Tap any category to see what we’re up to. The MoE block is where the minimum occurs.









Input tokens

The text is tokenized and fed to the encoder only. The model is text inside, text outside.

Try the router

Each MoE block has 128 experts. The router chooses 8 tokens each. Route tokens and clock input are increasing.

Coral = 8 shooting experts now. Peach = experts used at the beginning of time. Move square to check.

8 / 128 experts

6.25% of experts use each token, so the computer is always small.
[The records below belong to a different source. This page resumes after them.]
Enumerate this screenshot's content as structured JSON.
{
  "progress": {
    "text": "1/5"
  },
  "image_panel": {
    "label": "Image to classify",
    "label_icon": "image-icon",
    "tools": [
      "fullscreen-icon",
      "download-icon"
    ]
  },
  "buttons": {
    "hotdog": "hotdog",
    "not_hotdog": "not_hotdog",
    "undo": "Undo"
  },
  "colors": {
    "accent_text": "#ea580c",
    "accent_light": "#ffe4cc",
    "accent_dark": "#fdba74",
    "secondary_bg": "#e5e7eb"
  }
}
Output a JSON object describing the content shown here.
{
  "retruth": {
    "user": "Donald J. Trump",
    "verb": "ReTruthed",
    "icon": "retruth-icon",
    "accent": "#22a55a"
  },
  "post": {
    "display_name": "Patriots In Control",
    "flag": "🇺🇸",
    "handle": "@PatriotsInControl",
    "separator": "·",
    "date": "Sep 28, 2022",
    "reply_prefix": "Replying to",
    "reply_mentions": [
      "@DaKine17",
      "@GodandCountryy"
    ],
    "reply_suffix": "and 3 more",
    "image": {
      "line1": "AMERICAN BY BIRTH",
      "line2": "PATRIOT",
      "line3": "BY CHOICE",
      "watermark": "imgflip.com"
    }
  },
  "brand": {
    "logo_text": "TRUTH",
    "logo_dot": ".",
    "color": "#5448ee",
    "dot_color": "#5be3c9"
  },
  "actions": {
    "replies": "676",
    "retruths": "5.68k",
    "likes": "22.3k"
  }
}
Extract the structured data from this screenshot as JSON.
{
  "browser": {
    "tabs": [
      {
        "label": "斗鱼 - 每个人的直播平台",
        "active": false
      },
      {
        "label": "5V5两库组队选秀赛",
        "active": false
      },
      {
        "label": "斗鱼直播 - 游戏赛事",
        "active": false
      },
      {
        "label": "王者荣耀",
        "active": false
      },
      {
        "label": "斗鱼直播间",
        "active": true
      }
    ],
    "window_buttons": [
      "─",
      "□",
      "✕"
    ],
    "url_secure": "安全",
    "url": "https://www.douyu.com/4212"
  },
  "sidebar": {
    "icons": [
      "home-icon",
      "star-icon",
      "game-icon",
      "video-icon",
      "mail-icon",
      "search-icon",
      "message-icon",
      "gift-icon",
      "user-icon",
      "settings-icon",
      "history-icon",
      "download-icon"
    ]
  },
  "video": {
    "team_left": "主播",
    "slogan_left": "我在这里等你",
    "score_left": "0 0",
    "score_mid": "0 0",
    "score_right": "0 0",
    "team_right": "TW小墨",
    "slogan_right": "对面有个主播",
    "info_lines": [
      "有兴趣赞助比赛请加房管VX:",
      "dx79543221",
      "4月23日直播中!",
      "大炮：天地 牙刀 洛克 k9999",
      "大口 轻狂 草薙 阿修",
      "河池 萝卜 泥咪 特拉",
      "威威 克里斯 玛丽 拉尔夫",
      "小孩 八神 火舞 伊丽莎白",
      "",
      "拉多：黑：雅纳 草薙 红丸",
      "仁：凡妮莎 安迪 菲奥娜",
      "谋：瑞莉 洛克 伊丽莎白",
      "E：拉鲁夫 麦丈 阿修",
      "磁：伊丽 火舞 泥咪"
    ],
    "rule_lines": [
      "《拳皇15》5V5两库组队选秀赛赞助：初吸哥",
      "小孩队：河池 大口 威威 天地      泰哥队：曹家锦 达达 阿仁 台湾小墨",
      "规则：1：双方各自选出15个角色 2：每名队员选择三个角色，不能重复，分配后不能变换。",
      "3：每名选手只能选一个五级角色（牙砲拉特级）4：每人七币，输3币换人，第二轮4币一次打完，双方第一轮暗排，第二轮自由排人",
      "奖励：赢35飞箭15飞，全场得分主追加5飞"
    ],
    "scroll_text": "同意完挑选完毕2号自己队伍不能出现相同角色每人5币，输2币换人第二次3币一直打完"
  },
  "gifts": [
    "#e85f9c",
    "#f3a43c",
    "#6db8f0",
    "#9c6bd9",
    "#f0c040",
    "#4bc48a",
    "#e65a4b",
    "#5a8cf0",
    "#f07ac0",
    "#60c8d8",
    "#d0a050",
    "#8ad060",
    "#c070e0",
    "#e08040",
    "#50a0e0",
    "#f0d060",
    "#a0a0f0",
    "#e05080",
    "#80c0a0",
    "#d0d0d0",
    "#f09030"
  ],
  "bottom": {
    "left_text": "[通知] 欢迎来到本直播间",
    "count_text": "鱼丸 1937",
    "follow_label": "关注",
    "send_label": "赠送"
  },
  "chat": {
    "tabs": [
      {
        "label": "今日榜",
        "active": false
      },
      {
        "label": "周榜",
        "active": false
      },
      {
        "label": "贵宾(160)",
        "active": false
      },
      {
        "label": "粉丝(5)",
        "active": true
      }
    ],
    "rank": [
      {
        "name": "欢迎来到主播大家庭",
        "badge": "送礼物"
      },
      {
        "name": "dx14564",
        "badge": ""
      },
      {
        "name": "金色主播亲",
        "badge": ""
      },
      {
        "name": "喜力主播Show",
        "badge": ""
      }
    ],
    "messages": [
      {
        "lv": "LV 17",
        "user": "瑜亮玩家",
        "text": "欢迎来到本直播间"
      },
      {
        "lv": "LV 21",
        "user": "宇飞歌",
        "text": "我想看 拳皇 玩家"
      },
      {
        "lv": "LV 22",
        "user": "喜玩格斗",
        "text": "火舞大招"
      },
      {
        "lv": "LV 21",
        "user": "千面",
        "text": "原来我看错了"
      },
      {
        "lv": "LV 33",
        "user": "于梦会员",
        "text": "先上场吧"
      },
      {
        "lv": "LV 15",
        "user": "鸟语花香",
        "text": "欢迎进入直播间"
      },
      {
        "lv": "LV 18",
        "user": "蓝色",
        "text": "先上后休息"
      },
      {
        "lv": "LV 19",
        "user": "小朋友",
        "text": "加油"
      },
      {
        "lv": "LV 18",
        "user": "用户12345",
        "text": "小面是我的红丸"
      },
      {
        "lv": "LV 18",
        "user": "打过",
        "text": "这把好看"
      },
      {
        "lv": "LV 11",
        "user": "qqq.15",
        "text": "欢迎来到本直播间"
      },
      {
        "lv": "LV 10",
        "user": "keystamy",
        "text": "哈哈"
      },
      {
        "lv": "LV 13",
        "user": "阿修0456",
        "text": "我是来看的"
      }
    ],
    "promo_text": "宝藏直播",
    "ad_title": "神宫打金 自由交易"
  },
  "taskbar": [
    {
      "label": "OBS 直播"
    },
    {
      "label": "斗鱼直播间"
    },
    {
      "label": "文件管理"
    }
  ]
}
Different experts are used0 / 128

Tokens have been moved0


Reported performance

Statistics from Cohere. Self-employment is still important.

0

Artificial Analysis Coding Index

0

Output vs Devstral Small 2

0

Better inter-token latency


The higher the better

Little North Codeup to 2.8×

Devstral Small 21.0× (base)

Time-to-first-token was closely matched, with Devstral Small 2 holding a slight edge.

Benchmarks: SWE-Bench Verified, SWE-Bench Pro, Terminal-Bench v2, Terminal-Bench Hard, SciCode, LiveCodeBench v6. Harnesses: SWE-agent v1.1.0 (SWE-Bench), ReAct harness with one terminal tool (Terminal-Bench v2), Terminus-2 (Terminal-Bench Hard). Each run used 3 seeds, average, at temperatures 1.0 and above_p 0.95.

Quick start

Hugging Face Transformers, installed from source. Recommended samples: temperature 1.0, top_p 0.95.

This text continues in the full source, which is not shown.